For reference, in 2016, Ohtani’s age-21 season, he registered a 1.86 ERA, 0.957 WHIP, and 174 strikeouts in just 140 innings. On the offensive side, Ohtani finished with an elite .322/.416/.588 slash line along with 22 home runs and 67 RBI in 104 games. Posting those numbers on both sides of the plate in MLB wouldn’t just be unprecedented (unless you’re Babe Ruth), it would be unfathomable.

shohei ohtani

Kazuhiro NogiI/AFP/Getty Images

To put that in perspective, let’s look at two former Nationals prospects that were advertised as generational talents: Bryce Harper and Stephen Strasburg. Harper’s OPS this season was 1.008, only 4 points higher than Ohtani’s in Japan. Strasburg’s ERA of 2.52 this season is nearly two-thirds of a run higher than Ohtani’s. Several MLB teams appear to believe that Ohtani can develop into a successful major league hitter.

Pitching and hitting are two sides of the coin that is baseball. They are complex crafts in their own right, requiring an immense amount of time, discipline, and effort to achieve greatness. Those who have reached the highest level of competitive baseball have committed innumerable hours to one of these two inverse skills. A focus on one comes at the cost of the other.

That is where the fascination lies with Ohtani. He is being advertised as someone who has the talent to perform at an elite level in two concentrations. Even the greatest of players, from Mays to Maddux, haven’t been able to do that. The potential of Shohei Ohtani isn’t just fascinating, it’s transcendent.

We, as sports fans, are drawn to the transcendent. There is a certain mystique about athletes who challenge our notion of what is and isn’t within the realm of human capability. In fact, we saw it just this past season in the form of Aaron Judge.

It isn’t just the jaw-dropping numbers that these athletes put up, but the almost superhuman way in which they do it. The presence of Aaron Judge is certainly awe-inspiring due to his immense size. His physical stature is certainly extraordinary, but it seems more Paul Bunyan-eque than Shohei Ohtani.
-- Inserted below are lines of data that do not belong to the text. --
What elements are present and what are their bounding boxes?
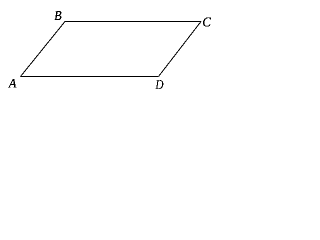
svg-text:B: B (54, 9, 62, 24)
side AD (bottom horizontal) (21, 76, 159, 78)
vertex label D (155, 78, 164, 93)
svg-text:C: C (202, 16, 211, 31)
svg-text:D: D (155, 78, 164, 93)
vertex label B (54, 9, 62, 24)
svg-text:A: A (8, 77, 17, 91)
side BC (top horizontal) (65, 21, 202, 23)
vertex label C (202, 16, 211, 31)
side AB (left slant) (21, 22, 66, 77)
side DC (right slant) (159, 22, 202, 77)
vertex label A (8, 77, 17, 91)
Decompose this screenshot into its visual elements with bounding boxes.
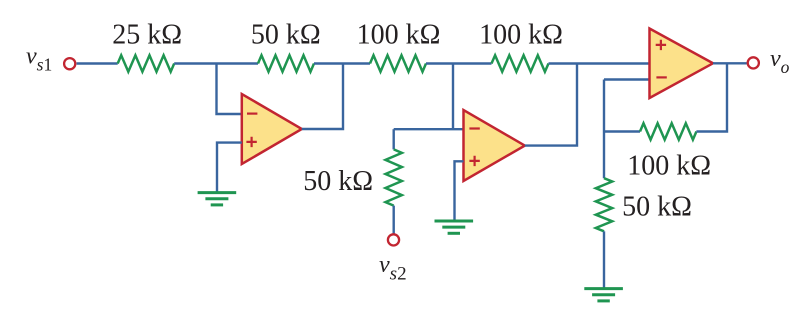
wire op-amp U2 noninverting input to ground — [455, 161, 464, 220]
svg-text:50 kΩ: 50 kΩ — [622, 191, 692, 222]
wire feedback right to output — [696, 63, 727, 131]
svg-text:100 kΩ: 100 kΩ — [357, 19, 441, 50]
op-amp U2 noninverting marker — [469, 156, 479, 166]
resistor R1 25 k — [118, 55, 175, 71]
svg-text:vs1: vs1 — [26, 43, 52, 74]
op-amp U2 inverting marker — [469, 127, 479, 129]
wire op-amp U1 noninverting input to ground — [217, 143, 242, 193]
wire R4 to op-amp U3 noninverting input — [549, 62, 650, 64]
resistor R7 100 k feedback — [640, 123, 696, 139]
wire vs1 to R1 — [77, 62, 118, 64]
wire R6 to ground — [603, 231, 605, 288]
wire op-amp U3 output to terminal vo — [713, 62, 747, 64]
op-amp U1 inverting marker — [247, 112, 257, 114]
wire op-amp U2 output to node D — [525, 64, 577, 146]
terminal vs2 — [388, 234, 399, 245]
terminal vo — [748, 57, 759, 68]
op-amp U1 noninverting marker — [246, 137, 256, 147]
resistor R6 50 k (to ground) — [596, 178, 612, 231]
resistor R2 50 k — [258, 55, 314, 71]
svg-text:50 kΩ: 50 kΩ — [303, 166, 373, 197]
op-amp U3 inverting marker — [656, 76, 666, 78]
terminal vs1 — [64, 58, 75, 69]
op-amp U3 noninverting marker — [656, 40, 666, 50]
wire op-amp U3 inverting input branch — [604, 78, 650, 80]
op-amp U1 — [242, 94, 302, 164]
ground G2 — [435, 220, 474, 223]
ground G1 — [198, 191, 237, 194]
wire R1 to R2 — [174, 62, 258, 64]
wire node A to op-amp U1 inverting input — [217, 64, 242, 115]
wire R2 to R3 — [314, 62, 370, 64]
svg-text:vo: vo — [770, 46, 790, 77]
wire inverting branch down to R6 — [603, 80, 605, 179]
resistor R4 100 k — [492, 55, 549, 71]
svg-text:25 kΩ: 25 kΩ — [112, 19, 182, 50]
op-amp U2 — [464, 110, 525, 181]
svg-text:50 kΩ: 50 kΩ — [251, 19, 321, 50]
wire feedback left — [604, 130, 640, 132]
op-amp U3 — [650, 29, 714, 99]
ground G3 — [584, 287, 623, 290]
svg-text:100 kΩ: 100 kΩ — [627, 150, 711, 181]
wire R3 to R4 — [426, 62, 492, 64]
svg-text:100 kΩ: 100 kΩ — [479, 19, 563, 50]
wire node C to op-amp U2 inverting input — [452, 64, 454, 130]
wire vs2 node to op-amp U2 inverting input — [394, 128, 464, 130]
wire R5 to terminal vs2 — [393, 206, 395, 234]
resistor R3 100 k — [370, 55, 426, 71]
wire vs2 branch to resistor R5 — [393, 129, 395, 149]
resistor R5 50 k (vs2 branch) — [386, 149, 402, 205]
wire op-amp U1 output to node B — [302, 64, 343, 130]
svg-text:vs2: vs2 — [379, 252, 407, 285]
We’ve seen potential transcendence in other Japanese baseball players as well. Daisuke Matsuzaka captured the interest of baseball fans with the rumored “gyro ball.” The concept of an international pitcher bringing a unique pitch to MLB, paired with his projected talent, left the baseball world salivating. We were hungry to see something that we had never seen before. Alas, Daisuke’s career was fairly mediocre and short-lived. But, the fascination with Daisuke is more in the realm of science fiction than Shohei Ohtani.

shohei ohtani

Yomiuri Shimbun/The Associated Press

The athlete that most closely resembles Ohtani is perhaps Deion Sanders. Sanders simultaneously played in the NFL and MLB. There exists a similar allure in that Sanders was able to compete at the highest level in two different sports, while most others had to dedicate all of their efforts in order to reach that stage in only one.

While the transcendence of Deion Sanders captivated a generation of sports fans, Ohtani mastered two completely opposite actions within one sport; two actions that together make up baseball. Think of William Perry asserting himself as one of the best running backs in the NFL. Think of Patrick Roy scoring 30 goals a season on the ice.
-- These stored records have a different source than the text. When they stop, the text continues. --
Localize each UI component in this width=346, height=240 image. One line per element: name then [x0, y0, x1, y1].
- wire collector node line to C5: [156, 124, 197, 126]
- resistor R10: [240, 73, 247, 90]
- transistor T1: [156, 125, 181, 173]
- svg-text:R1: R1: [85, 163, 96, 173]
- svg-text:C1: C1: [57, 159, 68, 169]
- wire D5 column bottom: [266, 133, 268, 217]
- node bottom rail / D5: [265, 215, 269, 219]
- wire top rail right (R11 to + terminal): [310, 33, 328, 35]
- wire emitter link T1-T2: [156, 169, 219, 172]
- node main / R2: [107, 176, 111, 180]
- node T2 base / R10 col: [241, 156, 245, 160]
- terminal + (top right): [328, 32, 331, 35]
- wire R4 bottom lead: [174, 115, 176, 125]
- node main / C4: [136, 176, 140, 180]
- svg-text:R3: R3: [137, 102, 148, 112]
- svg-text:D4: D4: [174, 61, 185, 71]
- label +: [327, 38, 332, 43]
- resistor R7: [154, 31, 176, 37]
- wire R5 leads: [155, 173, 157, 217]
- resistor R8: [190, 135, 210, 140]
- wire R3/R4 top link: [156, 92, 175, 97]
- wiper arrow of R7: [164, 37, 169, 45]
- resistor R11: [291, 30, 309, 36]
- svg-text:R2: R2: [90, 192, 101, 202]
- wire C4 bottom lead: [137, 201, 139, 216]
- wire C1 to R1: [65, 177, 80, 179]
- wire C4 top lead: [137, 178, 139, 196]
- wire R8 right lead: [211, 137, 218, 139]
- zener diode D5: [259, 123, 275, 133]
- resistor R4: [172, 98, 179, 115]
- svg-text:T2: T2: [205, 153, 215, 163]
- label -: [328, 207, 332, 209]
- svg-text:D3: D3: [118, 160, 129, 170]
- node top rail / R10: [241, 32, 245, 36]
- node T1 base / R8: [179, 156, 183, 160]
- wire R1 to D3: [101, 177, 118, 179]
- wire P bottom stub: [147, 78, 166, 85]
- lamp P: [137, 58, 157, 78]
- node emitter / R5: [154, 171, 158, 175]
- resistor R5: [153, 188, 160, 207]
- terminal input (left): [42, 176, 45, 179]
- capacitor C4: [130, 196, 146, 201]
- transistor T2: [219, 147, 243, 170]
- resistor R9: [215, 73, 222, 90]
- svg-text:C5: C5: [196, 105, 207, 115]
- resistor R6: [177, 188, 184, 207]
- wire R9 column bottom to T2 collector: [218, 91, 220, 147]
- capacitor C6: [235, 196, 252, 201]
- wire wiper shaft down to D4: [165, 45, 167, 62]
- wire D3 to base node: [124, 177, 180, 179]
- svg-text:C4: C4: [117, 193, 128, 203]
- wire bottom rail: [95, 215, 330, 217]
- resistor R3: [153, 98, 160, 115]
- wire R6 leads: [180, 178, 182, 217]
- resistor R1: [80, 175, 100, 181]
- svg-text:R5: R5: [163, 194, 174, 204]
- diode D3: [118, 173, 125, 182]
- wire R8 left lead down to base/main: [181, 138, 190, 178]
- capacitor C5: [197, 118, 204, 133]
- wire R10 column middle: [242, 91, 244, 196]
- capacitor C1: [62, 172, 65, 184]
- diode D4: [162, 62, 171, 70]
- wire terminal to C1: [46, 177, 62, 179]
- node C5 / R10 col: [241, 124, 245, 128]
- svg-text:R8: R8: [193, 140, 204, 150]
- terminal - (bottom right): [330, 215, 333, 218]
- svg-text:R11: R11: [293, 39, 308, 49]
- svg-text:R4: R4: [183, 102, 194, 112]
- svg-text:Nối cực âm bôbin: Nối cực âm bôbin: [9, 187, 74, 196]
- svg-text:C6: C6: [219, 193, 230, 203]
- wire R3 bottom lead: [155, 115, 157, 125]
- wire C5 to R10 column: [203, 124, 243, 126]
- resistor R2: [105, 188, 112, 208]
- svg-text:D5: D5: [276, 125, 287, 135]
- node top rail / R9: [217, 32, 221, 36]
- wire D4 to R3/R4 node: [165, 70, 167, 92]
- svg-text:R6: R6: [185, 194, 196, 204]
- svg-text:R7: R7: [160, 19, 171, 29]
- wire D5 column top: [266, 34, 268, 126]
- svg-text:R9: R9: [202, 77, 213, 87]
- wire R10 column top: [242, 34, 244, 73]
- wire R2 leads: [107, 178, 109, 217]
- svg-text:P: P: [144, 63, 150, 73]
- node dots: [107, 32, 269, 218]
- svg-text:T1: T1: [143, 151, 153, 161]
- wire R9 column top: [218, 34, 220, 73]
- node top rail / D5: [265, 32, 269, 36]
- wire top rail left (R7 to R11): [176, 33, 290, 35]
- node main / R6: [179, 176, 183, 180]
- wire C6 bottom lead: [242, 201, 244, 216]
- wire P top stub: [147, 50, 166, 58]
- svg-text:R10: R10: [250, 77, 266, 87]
When baseball fans look at Ohtani, they see a glimpse into the future of the sport. If the future of baseball includes more two-way superstars, Ohtani will be the man who pioneered it. We see the potential of Ohtani as an agent for monumental change within a game that traces its origins back to the 1800s.

Ohtani hasn’t even signed with an MLB franchise yet, let alone played in an MLB game. We still are uncertain as to whether Ohtani will be able to sustain a career in the league as a two-way player. What we do know is that Ohtani will have a team in the next few weeks, and that organization will give Ohtani the opportunity to pitch and hit.

We do know that Ohtani’s arrival to the majors signals the potential for transcendence. He will make baseball fans challenge what they think they know. He might even end up changing the game of baseball forever.